香港、ペット同伴でMTR試行と飲食店解禁へ
香港で、犬と共に暮らしやすい街づくりに向けた動きが加速しています。香港MTRによる犬同伴乗車の試行や、政府による飲食店への犬入店制度の導入予定など、公共空間におけるペット受け入れの取り組みが相次いで発表されました。本記事では、こうした動きを中心に、拡大を続ける香港のペット市場についてまとめてお伝えします。
■2026年3月1日限定でペット同伴でMTRに乗車可能
香港MTRは、SPCA(香港愛護動物協会)が主催する「Dogathon 2026」と連携し、2026年3月1日限定で犬同伴乗車の試行を実施すると発表しました。対象となるのは、「SPCA Dogathon – 1-Day MTR Woof Pass」を取得した1,200名限定で、指定された最後尾車両において犬の乗車が認められます。
この取り組みは、昨年ライトレール(軽鉄・Light Rail)で導入された「Cat/Dog Carrying Scheme」に続くもので、公共交通機関におけるペット受け入れの動きが段階的に拡大していることを示しています。パスの取得には、SPCAでの事前登録と90香港ドルの寄付が必要です。
乗車にあたっては、オーナーが指定のリストバンドを着用し、犬は専用のバックパックなどに入れて移動するなど、細かなルールが定められています。街中で見かける車輪付きストローラー(ベビーカー型)で上半身を出した状態での持ち運びは認められておらず、現段階では大型犬の利用は難しいとみられます。
なお、ライトレール(軽鉄・Light Rail)では2025年9月から、週末・祝日に限り、1人につき犬または猫1匹をキャリーに入れて、下記のようなルールで乗車することが開始されています。
・必要条件:事前に「Cat/Dog Carrying Pass」(電子パス。

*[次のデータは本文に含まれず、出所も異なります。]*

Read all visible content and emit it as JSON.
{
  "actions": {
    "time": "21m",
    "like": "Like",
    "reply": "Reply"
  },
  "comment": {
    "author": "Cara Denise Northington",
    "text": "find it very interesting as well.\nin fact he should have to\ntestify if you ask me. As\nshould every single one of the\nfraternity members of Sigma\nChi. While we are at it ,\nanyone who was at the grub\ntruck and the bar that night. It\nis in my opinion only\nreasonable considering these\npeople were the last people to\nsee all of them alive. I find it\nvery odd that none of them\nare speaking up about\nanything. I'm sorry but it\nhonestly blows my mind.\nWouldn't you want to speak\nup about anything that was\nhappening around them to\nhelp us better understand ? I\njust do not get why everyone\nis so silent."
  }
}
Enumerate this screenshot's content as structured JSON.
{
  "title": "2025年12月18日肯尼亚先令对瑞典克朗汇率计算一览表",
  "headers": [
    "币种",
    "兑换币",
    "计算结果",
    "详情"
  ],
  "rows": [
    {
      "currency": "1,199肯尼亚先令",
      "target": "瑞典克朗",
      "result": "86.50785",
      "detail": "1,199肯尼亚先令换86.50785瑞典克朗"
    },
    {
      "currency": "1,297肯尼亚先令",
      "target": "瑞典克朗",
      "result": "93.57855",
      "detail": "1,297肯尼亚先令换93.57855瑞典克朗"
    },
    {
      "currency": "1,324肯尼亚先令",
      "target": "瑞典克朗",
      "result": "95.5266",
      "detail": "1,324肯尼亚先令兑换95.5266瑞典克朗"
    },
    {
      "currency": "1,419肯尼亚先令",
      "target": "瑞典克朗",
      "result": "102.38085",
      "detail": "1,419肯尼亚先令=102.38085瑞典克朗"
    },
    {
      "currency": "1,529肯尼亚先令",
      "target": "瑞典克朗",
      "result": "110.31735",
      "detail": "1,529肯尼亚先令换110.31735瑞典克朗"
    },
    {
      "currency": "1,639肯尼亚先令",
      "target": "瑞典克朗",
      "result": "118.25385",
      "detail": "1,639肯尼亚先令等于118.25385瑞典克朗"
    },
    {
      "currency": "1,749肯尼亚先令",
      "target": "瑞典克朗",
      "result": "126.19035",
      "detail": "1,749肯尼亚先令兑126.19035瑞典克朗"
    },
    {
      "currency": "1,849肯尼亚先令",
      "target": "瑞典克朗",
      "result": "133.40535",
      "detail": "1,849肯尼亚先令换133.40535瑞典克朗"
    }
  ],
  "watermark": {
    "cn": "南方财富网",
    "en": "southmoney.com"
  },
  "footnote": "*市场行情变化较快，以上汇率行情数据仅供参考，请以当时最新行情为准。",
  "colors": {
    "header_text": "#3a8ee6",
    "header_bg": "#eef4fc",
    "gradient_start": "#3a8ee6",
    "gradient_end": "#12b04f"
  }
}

月額99香港ドル)を購入
・キャリー規定:完全に閉じた袋やバックパックにいれること
・キャリーのサイズ:縦+横+高さの合計が170cm以内(各辺130cm以内)
・乗降する位置:ライトレールの最後尾ドアからのみ乗車。
・禁止事項:ペットカートや車輪付きキャリーの使用不可。
■飲食店への犬入店制度の導入を迅速化
香港政府の食物環境衛生署(FEHD)は、犬を飲食店に入れることを認める新たな制度を2026年中に開始予定であると発表しました。まずは今年の早い段階で、屋外席に限って犬同伴を可能とするための審査を迅速化する方針です。飲食店側にとっては、新たな顧客層を取り込むビジネスチャンスとして期待が高まっています。
旧正月を控え、犬猫用の頭飾りや首輪などのペット関連グッズの売り上げも伸びており、香港のペット市場は引き続き拡大傾向にあります。
近年では、ペットを連れてプライベートジェットで日本へ向かうケースや、ペット同伴の片道航空券が10万香港ドルを超えるといった話題もあり、ペットと共に移動・生活しやすい環境が整いつつあります。
その一方で、鳴き声への配慮、アレルギー対策、排泄物処理など、現場レベルでの課題も少なくありません。こうした課題への対応も含め、香港のペット市場は今後さらに大きな成長が見込まれています。
<参考情報>
SPCA(香港愛護動物協会)Dogathon 2026
ウェブサイト:https://www.spca.org.hk/
チャリティウォーク登録: https://dogathon.spca.org.hk/event_details#charity_wallk
MTR(港鉄)|軽鉄での犬・猫同伴乗車案内
ウェブサイト:
https://www.mtr.com.hk/en/customer/main/pet-carrying.html
※MTRおよび高速鉄道路線では原則ペットは禁止。盲導犬・警察犬は常時乗車可能です。